I really enjoy Bear McCreary's style. He has introduced an original voice in the world of film and television music and what I enjoy most about his work is that the electronic tools he calls upon don't take away from the human drama that his music conveys. In "The Sarah Connor Chronicles," McCreary employs a small team of performers along with other resources such as drum kits, MIDI programming and more. When brought together, the result produces a rather innovative yet appealing sound. When dealing with McCreary, the production value of the music always seems to be off the charts.

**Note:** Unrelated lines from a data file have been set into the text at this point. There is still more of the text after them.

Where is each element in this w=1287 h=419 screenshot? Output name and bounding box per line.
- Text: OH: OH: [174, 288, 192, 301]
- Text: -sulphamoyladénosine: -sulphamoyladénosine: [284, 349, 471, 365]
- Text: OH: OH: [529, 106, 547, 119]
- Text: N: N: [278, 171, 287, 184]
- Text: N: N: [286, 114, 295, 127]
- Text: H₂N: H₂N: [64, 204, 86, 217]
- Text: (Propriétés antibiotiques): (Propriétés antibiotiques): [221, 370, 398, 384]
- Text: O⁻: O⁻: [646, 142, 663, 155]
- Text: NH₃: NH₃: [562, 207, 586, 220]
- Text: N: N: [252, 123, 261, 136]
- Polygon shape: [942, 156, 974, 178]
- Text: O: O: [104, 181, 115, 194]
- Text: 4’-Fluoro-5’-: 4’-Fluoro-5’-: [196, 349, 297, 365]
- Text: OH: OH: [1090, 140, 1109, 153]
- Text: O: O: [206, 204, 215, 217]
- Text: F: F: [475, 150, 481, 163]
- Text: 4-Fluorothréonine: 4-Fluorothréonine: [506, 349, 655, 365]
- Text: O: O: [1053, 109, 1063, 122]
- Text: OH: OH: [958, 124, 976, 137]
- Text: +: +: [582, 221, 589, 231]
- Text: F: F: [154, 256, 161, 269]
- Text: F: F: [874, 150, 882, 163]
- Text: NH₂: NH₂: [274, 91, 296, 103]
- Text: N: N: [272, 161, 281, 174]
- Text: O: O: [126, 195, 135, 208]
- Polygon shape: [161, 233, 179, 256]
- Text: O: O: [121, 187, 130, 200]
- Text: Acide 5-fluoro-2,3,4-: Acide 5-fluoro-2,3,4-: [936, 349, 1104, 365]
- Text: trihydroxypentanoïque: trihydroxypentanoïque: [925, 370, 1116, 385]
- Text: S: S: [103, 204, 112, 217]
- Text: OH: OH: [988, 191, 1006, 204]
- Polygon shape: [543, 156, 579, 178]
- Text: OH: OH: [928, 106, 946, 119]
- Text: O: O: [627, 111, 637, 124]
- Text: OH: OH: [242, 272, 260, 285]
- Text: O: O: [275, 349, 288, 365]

The score for "Sarah Connor Chronicles" starts off strong, beginning with a catchy, somewhat edgy song entitled, "Samson and Delilah." I found this opening cue to be quite engaging (really dug the vocals) and felt that it setup the transition to the "Opening Titles" quite well. Though this "Opening Title" track won't bang the listener over the head with a metallic array of Terminator sounds from the film, the subtlety of it is what can be enjoyed. I always like it when the composer doesn't take the easy way out, which is what McCreary could have done here.

To continue with the impressive opening set of this album, the next track is devoted to the title character. Sarah Connor's theme from the "Pilot" episode is a well arranged, dramatic introduction to the character as she is seen in this series. The understated flow brings out a sentimental melody that stuck with me even after the soundtrack concluded. What I felt was most interesting about it was that there are echoes from the film resonating within the cue. especially with the closing chords. To add even further accolades about this motif, McCreary uses it throughout the different episodes in the series, thus connecting the show musically with the listener.

With the action material from the series, McCreary does a good job in bringing out the metallic drums for use in these instances. Though not as raw sounding as the drum style from the films, it comes across a bit more refined and polished in this format (except for perhaps the wild "Motorcycle Robot Chase"). And to be honest, the high points from this score aren't the action cues, it's the melody and drama that come forward as the strong points, a trademark that does McCreary proud in his work.

Aside from a few the low impact minutes of music on the album, which can be chalked up to writing for TV, there is an interesting vibe attached to McCreary's "Terminator" music. I like the direction he has developed for the franchise on the small screen and think it would be a nice, forward thinking choice if he could land the assignment for the film's fourth installment.

It may take you an extra listen or two to fully engage yourself in the nuances of "Terminator: Sarah Connor Chronicles," but it's time well spent. Although the soundtrack would have benefited from less cues, which would have resulted in a higher mark, this is an interesting, dramatic listening experience that falls in the category of a safe purchase.